El diputado enfatizó en que estos cambios no pueden asfixiar a los medios. La idea es garantizar la continuidad del servicio, para que todos los ticos que usan televisión abierta y radio sigan recibiendo la señal sin problemas a futuro.
“Reglas claras contra ataques políticos”
Ramírez señaló que la prioridad número uno es darle seguridad jurídica a la iniciativa y blindarla por todo lado antes de darle el último empujón en su segundo debate.
“El canon debe ser razonable. Las empresas deben poder pagarlo y las reglas deben ser claras para que no haya ningún tipo de ataque del poder político”, manifestó el liberacionista.
¿Cómo quedarían los cobros?
Según se detalla en el proyecto de ley que está en trámite, el cobro que se pretende implementar no sería parejo para todos. Se usarán diferentes tarifas dependiendo de las ganancias que tengan las empresas al año, usando como base el salario de un “Administrador 1” del Servicio Civil, que es de ¢470.401.

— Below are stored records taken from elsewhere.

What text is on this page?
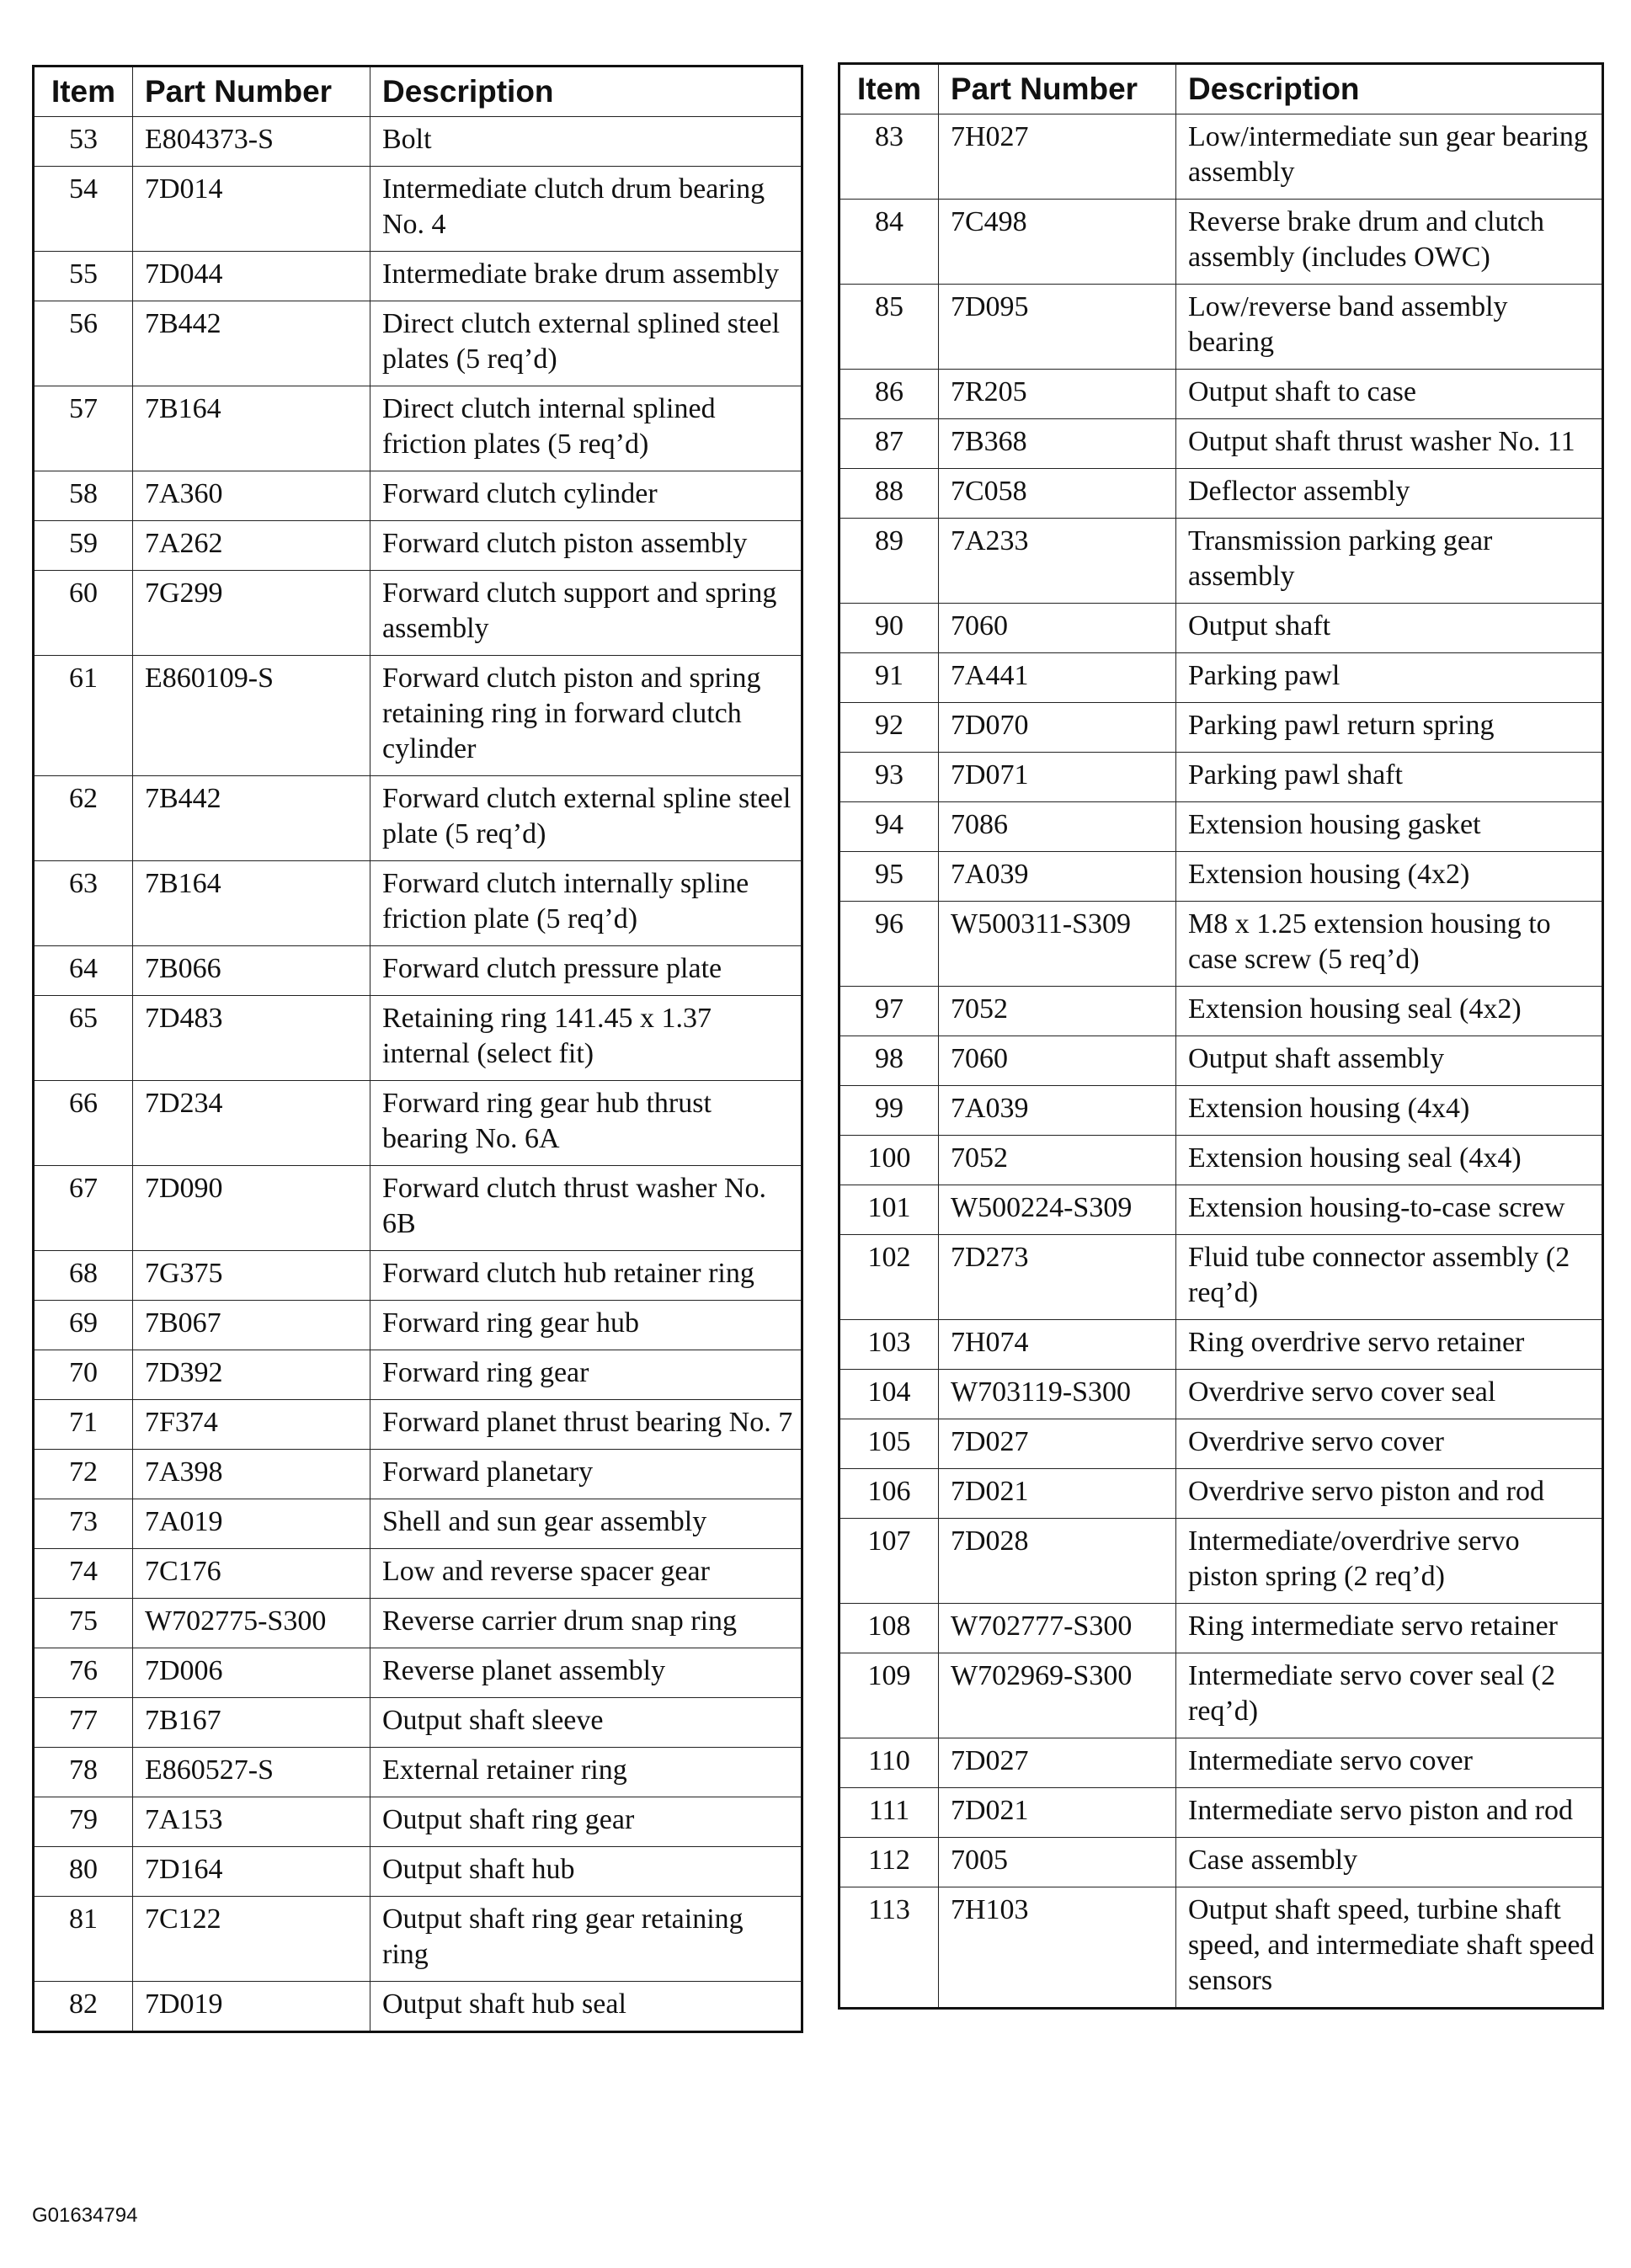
Item	Part Number	Description
53	E804373-S	Bolt
54	7D014	Intermediate clutch drum bearing No. 4
55	7D044	Intermediate brake drum assembly
56	7B442	Direct clutch external splined steel plates (5 req’d)
57	7B164	Direct clutch internal splined friction plates (5 req’d)
58	7A360	Forward clutch cylinder
59	7A262	Forward clutch piston assembly
60	7G299	Forward clutch support and spring assembly
61	E860109-S	Forward clutch piston and spring retaining ring in forward clutch cylinder
62	7B442	Forward clutch external spline steel plate (5 req’d)
63	7B164	Forward clutch internally spline friction plate (5 req’d)
64	7B066	Forward clutch pressure plate
65	7D483	Retaining ring 141.45 x 1.37 internal (select fit)
66	7D234	Forward ring gear hub thrust bearing No. 6A
67	7D090	Forward clutch thrust washer No. 6B
68	7G375	Forward clutch hub retainer ring
69	7B067	Forward ring gear hub
70	7D392	Forward ring gear
71	7F374	Forward planet thrust bearing No. 7
72	7A398	Forward planetary
73	7A019	Shell and sun gear assembly
74	7C176	Low and reverse spacer gear
75	W702775-S300	Reverse carrier drum snap ring
76	7D006	Reverse planet assembly
77	7B167	Output shaft sleeve
78	E860527-S	External retainer ring
79	7A153	Output shaft ring gear
80	7D164	Output shaft hub
81	7C122	Output shaft ring gear retaining ring
82	7D019	Output shaft hub seal
Item	Part Number	Description
83	7H027	Low/intermediate sun gear bearing assembly
84	7C498	Reverse brake drum and clutch assembly (includes OWC)
85	7D095	Low/reverse band assembly bearing
86	7R205	Output shaft to case
87	7B368	Output shaft thrust washer No. 11
88	7C058	Deflector assembly
89	7A233	Transmission parking gear assembly
90	7060	Output shaft
91	7A441	Parking pawl
92	7D070	Parking pawl return spring
93	7D071	Parking pawl shaft
94	7086	Extension housing gasket
95	7A039	Extension housing (4x2)
96	W500311-S309	M8 x 1.25 extension housing to case screw (5 req’d)
97	7052	Extension housing seal (4x2)
98	7060	Output shaft assembly
99	7A039	Extension housing (4x4)
100	7052	Extension housing seal (4x4)
101	W500224-S309	Extension housing-to-case screw
102	7D273	Fluid tube connector assembly (2 req’d)
103	7H074	Ring overdrive servo retainer
104	W703119-S300	Overdrive servo cover seal
105	7D027	Overdrive servo cover
106	7D021	Overdrive servo piston and rod
107	7D028	Intermediate/overdrive servo piston spring (2 req’d)
108	W702777-S300	Ring intermediate servo retainer
109	W702969-S300	Intermediate servo cover seal (2 req’d)
110	7D027	Intermediate servo cover
111	7D021	Intermediate servo piston and rod
112	7005	Case assembly
113	7H103	Output shaft speed, turbine shaft speed, and intermediate shaft speed sensors
G01634794
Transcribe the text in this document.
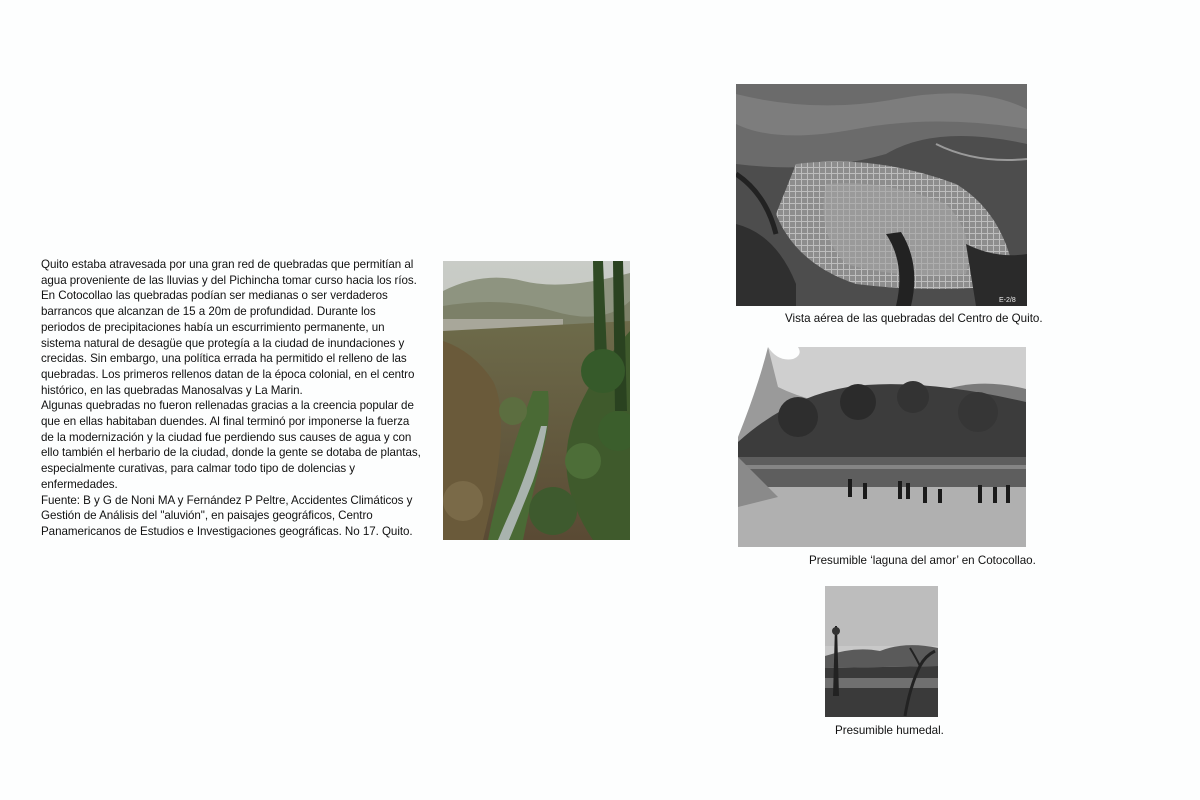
Quito estaba atravesada por una gran red de quebradas que permitían al agua proveniente de las lluvias y del Pichincha tomar curso hacia los ríos. En Cotocollao las quebradas podían ser medianas o ser verdaderos barrancos que alcanzan de 15 a 20m de profundidad. Durante los periodos de precipitaciones había un escurrimiento permanente, un sistema natural de desagüe que protegía a la ciudad de inundaciones y crecidas. Sin embargo, una política errada ha permitido el relleno de las quebradas. Los primeros rellenos datan de la época colonial, en el centro histórico, en las quebradas Manosalvas y La Marin.

Algunas quebradas no fueron rellenadas gracias a la creencia popular de que en ellas habitaban duendes. Al final terminó por imponerse la fuerza de la modernización y la ciudad fue perdiendo sus causes de agua y con ello también el herbario de la ciudad, donde la gente se dotaba de plantas, especialmente curativas, para calmar todo tipo de dolencias y enfermedades.

Fuente: B y G de Noni MA y Fernández P Peltre, Accidentes Climáticos y Gestión de Análisis del "aluvión", en paisajes geográficos, Centro Panamericanos de Estudios e Investigaciones geográficas. No 17. Quito.

E-2/8
Vista aérea de las quebradas del Centro de Quito.
Presumible ‘laguna del amor’ en Cotocollao.
Presumible humedal.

Si una televisora o radio genera ¢61,1 millones al año por el uso de la frecuencia, quedará exonerada. Pero si pasa de ahí, tendrá que pagar y el porcentaje empezará a subir según sus ganancias.
Por ejemplo, los canales de televisión que tengan ganancias anuales entre los ¢61,1 millones y los ¢101,6 millones tendrán que pagar el 4,39 % sobre el excedente de los ¢61 millones.
Ahora bien, si las ganancias anuales son entre los ¢101,6 millones y los ¢610,5 millones, el porcentaje a pagar será de 6,17% sobre el excedente de los ¢101,6 millones.
Si el canal llega a tener ganancias de ¢610,5 millones anuales o más, pagaría un 7,73% sobre el excedente. En el caso de las emisoras de radio más grandes, el cobro sería del 3,13% sobre ese mismo excedente.
¿Qué pasará con las emisoras religiosas y culturales?
Para los medios religiosos sin fines de lucro, el proyecto los dejaría libres de pago en sus primeros ¢61,1 millones de ingresos comerciales. Además, las ofrendas y donaciones no contarían para ese cálculo.
Sin embargo, el cobro sí obligará a los medios comerciales a llevar una contabilidad separada, ya que el canon solo se aplica a lo ganado en señal abierta y no en plataformas digitales ni de cable.
Multas fuertes y hasta pérdida de permisos
El proyecto no solo habla del canon, sino que también explica consecuencias graves en casos específicos. Si los medios cometen faltas como transmitir menos de 12 horas diarias sin justificación o atrasarse con los pagos, se exponen a multas que van desde los ¢2,3 millones hasta el 1% de sus ingresos.
En casos de infracciones muy graves, el Estado podría revocarles la frecuencia y dejarlos sin poder pedir otra entre tres y cinco años.
El Poder Ejecutivo podría rescatar una concesión por “interés público” en casos muy excepcionales. Eso sí, el texto aclara que esto jamás podrá usarse para afectar la libertad de expresión ni la independencia de los medios.